И вдруг новое осложнение: у «сливок» общества была своя портниха, а у обывателей — своя. Вот она-то и решила потешить свое тщеславие. Но с ней никто не собирался миндальничать; ей ответили бесцеремонным и категорическим отказом даже обсудить ее просьбу. После чего один из наших умников подметил такую небольшую деталь:

— Собираются ли, как обычно, проводить вещевую лотерею в перерыве между танцами? — Конечно, вам прекрасно известно, что это как раз самое важное. Вопрос сбора денежных средств стоит на первом месте. — Именно на это я и обращаю ваше внимание, — сказал умник. — Обыватели — они обыватели и есть, кто спорит, но они определяют численность и, кроме всего прочего, покупают по пять-шесть лотерейных билетов.

Умник еще много раз повторил слово «численность». Это было лишним: его и так поняли. Официально поменять дату отказались. Просто объявили с напускной непринужденностью, что по техническим причинам (это выражение мы начинали любить) бал состоится 18-го. И все. Пусть на сей раз все примут это к сведению.
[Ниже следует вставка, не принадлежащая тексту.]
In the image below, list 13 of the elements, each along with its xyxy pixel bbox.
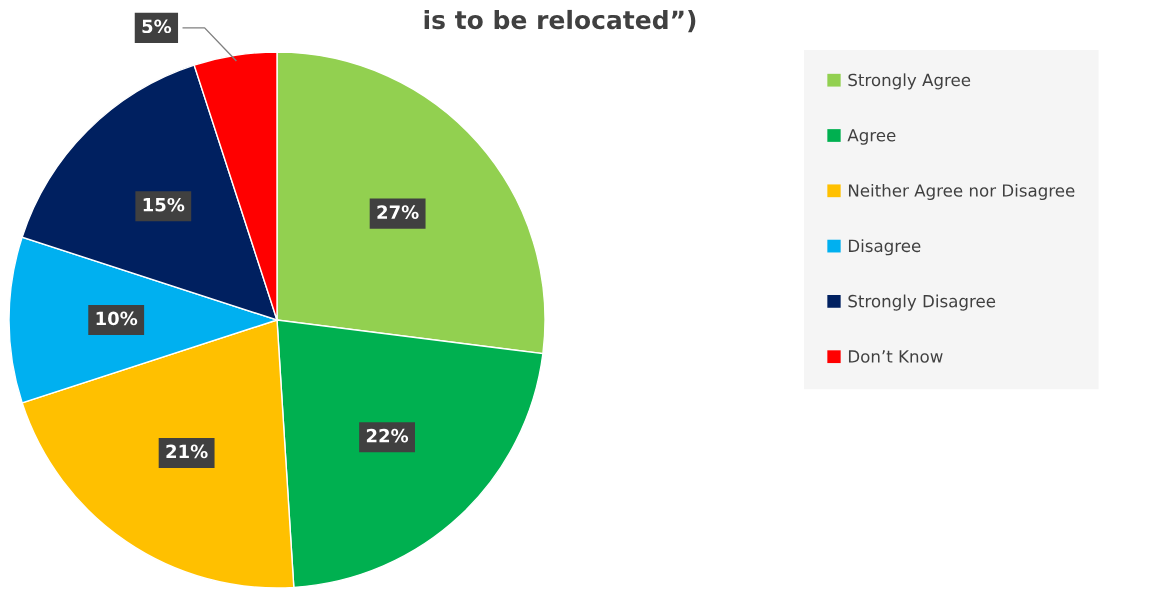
data-label: 15%: [143, 197, 185, 212]
data-label: 10%: [96, 311, 138, 326]
chart-title: is to be relocated”): [424, 9, 696, 33]
legend-label: Strongly Agree: [848, 73, 971, 90]
legend-label: Agree: [847, 129, 896, 145]
legend-label: Strongly Disagree: [848, 294, 996, 311]
data-label: 22%: [366, 428, 409, 443]
legend-label: Disagree: [848, 239, 921, 256]
data-label: 5%: [142, 19, 172, 34]
data-label: 21%: [166, 444, 208, 459]
legend-label: Neither Agree nor Disagree: [848, 183, 1075, 201]
legend-label: Don’t Know: [848, 350, 943, 363]
data-label: 27%: [377, 205, 419, 219]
Невозможно составить себе точное представление о лихорадочном возбуждении, которое предшествует нашему балу дружбы. Лотерейные выигрыши выставляются в витринах торговцев. Перед торжеством резко усиливалось снование взад и вперед ватаг ребятишек, которые ходили от двери к двери и от лавки к лавке выпрашивать призы для лотереи. Ибо следует сразу сказать, что этот розыгрыш существует исключительно за счет дарений. Сборщики и сборщицы пожертвований одеваются по-воскресному среди недели и выказывают большое рвение. Их пускают и на чердаки и в чуланы; это не те места, куда приятно забираться в праздничном наряде. (Таким образом, тысячи тайных самопожертвований сопутствуют нашему благородному предприятию.) Это очень ободряет.

На этот раз достаточно было взглянуть на витрины выставок, чтобы признаться себе: никогда еще дело не заходило так далеко. Это был полный успех. Все толпились на тротуарах, с сожалением отрывались от созерцания, да и то потому только, что дальше другие выставленные предметы также требовали внимания.
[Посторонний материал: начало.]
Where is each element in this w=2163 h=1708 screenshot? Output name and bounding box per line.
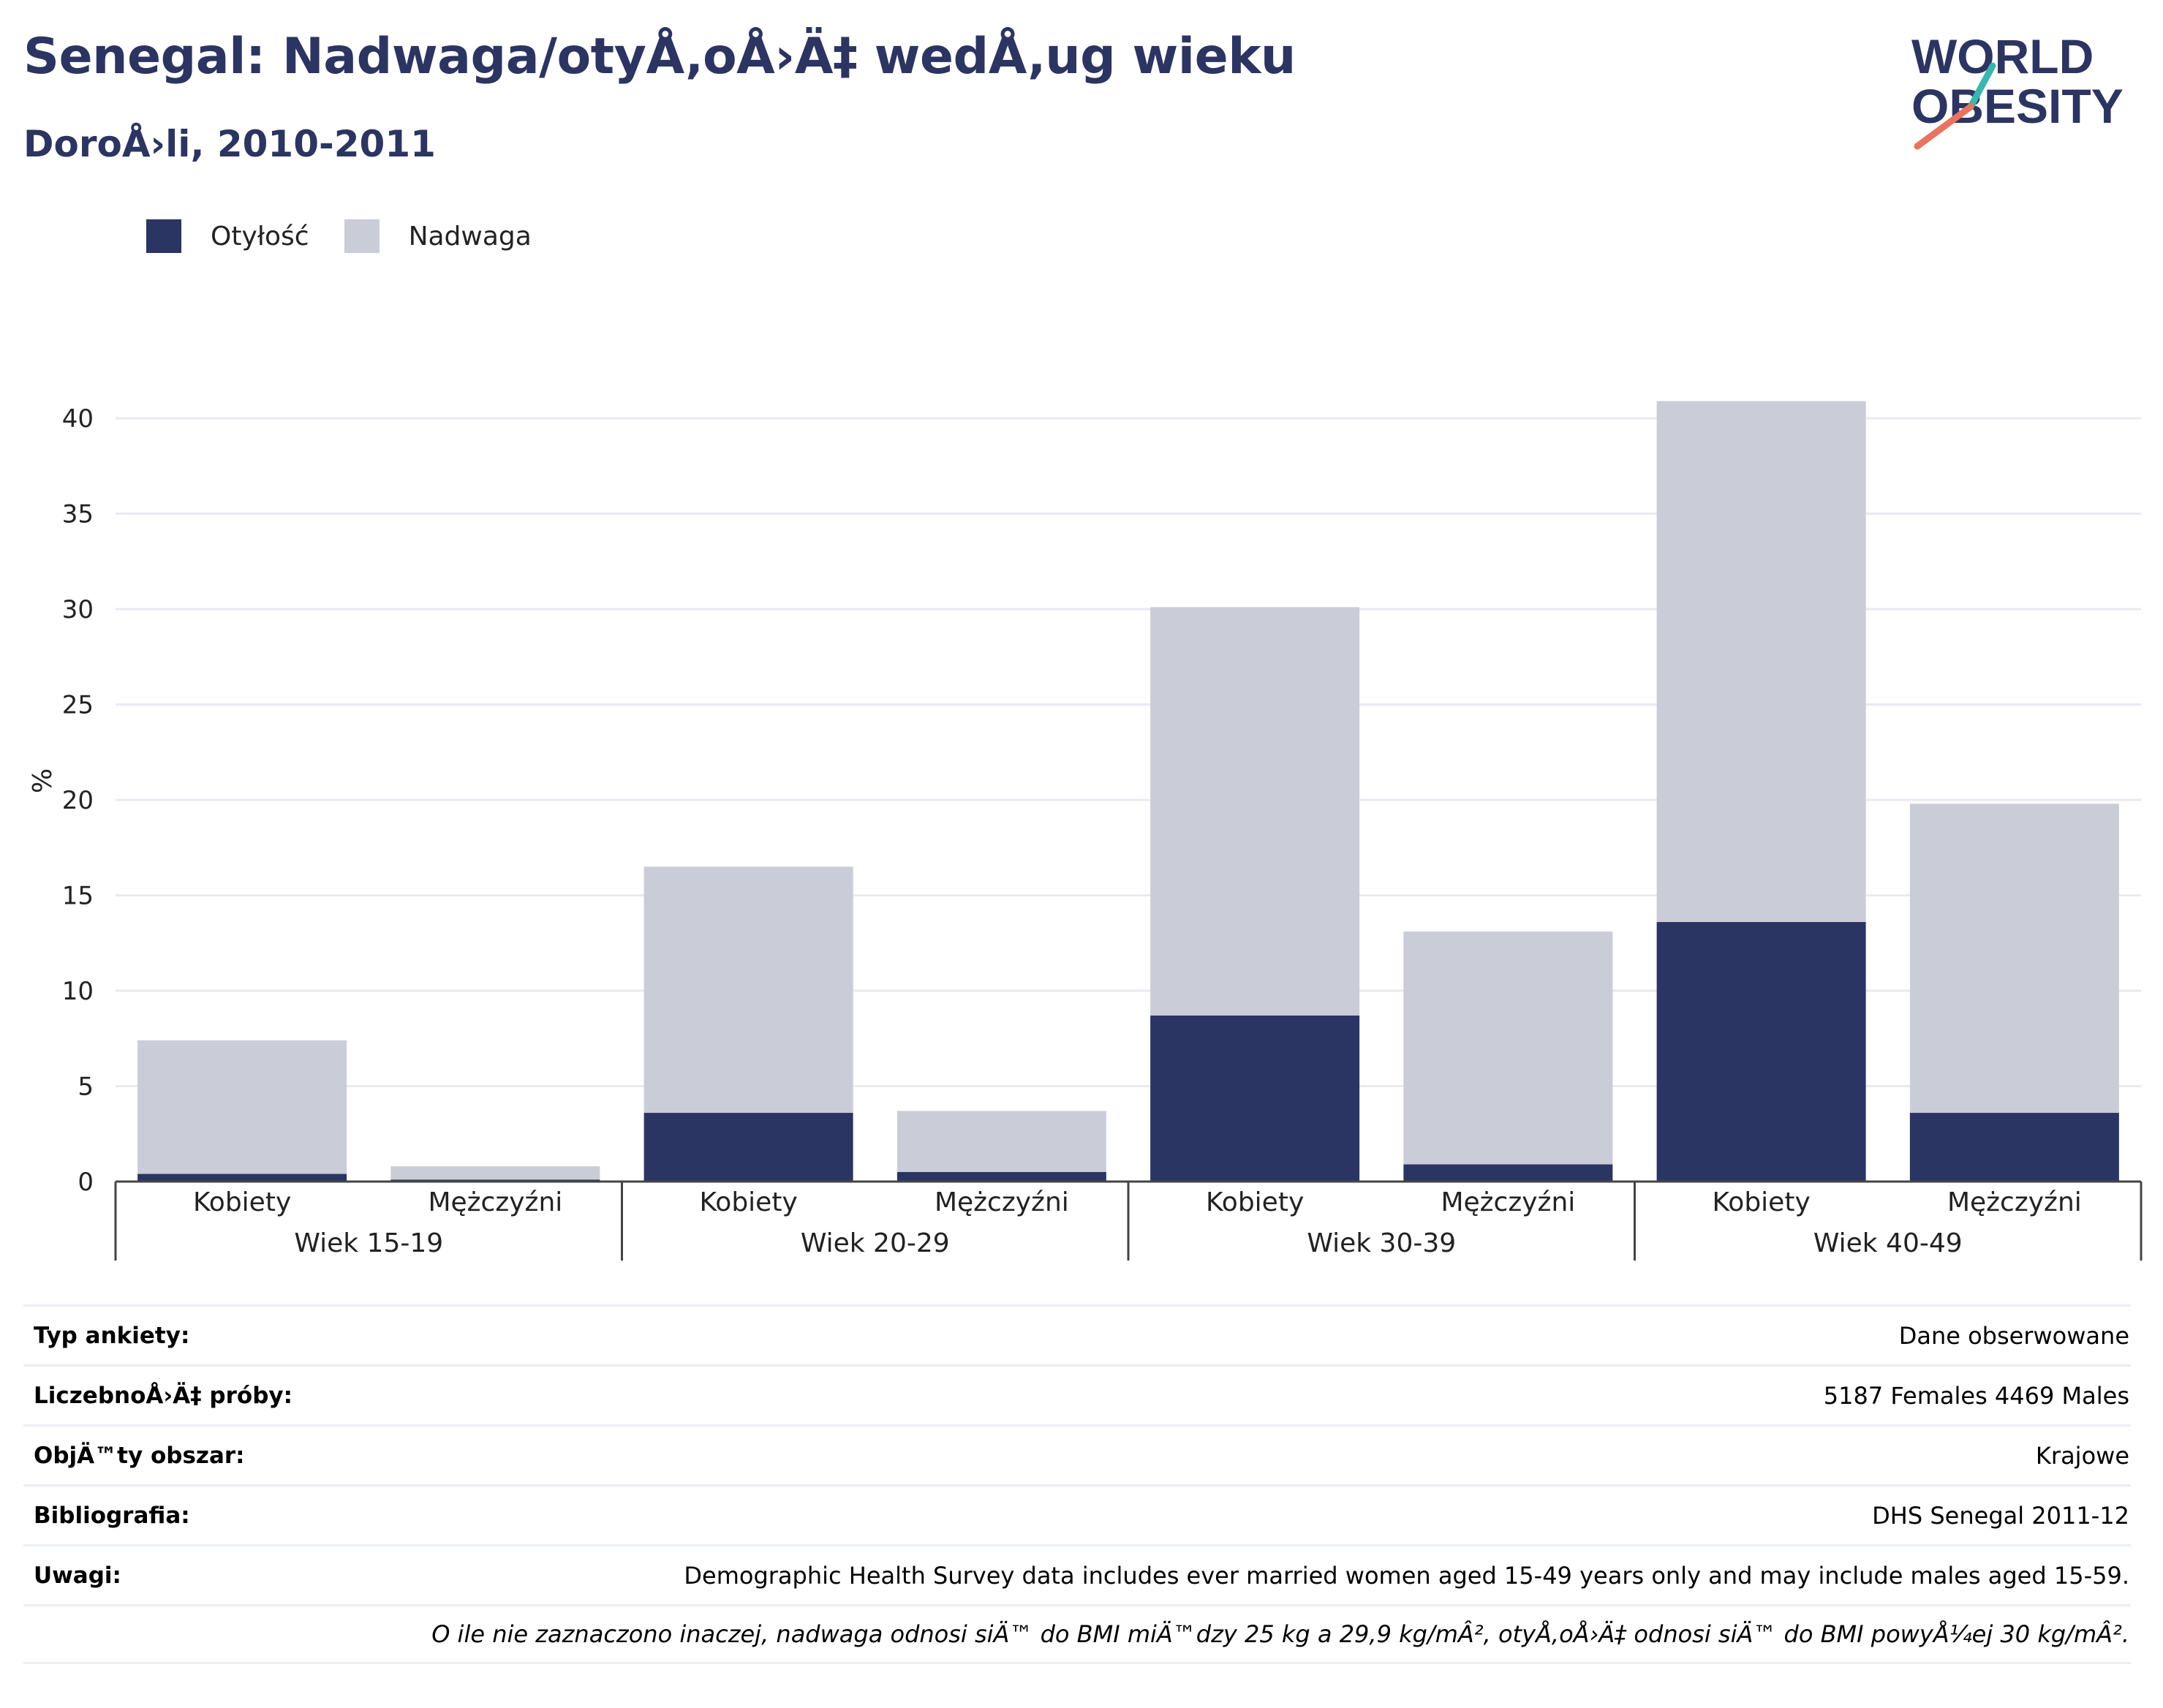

Украсили и городское казино. Это сделать было трудно, потому что оно расположено неудачно. Стоит наискось, рядом со скотобойней, на удаленной от центра улочке. Летом, из-за сброса крови и внутренностей, которые текут по канаве, в квартале дурно пахнет, однако в январе там вполне терпимо. Гораздо неудобней то, что фасад расположен по косой линии. По-настоящему невозможно на этой поверхности создавать, как того хотелось бы, чудеса декоративного искусства. В конце концов, вопреки всем трудностям, соорудили нечто из гирлянд плетеного самшита и бумажных фонариков.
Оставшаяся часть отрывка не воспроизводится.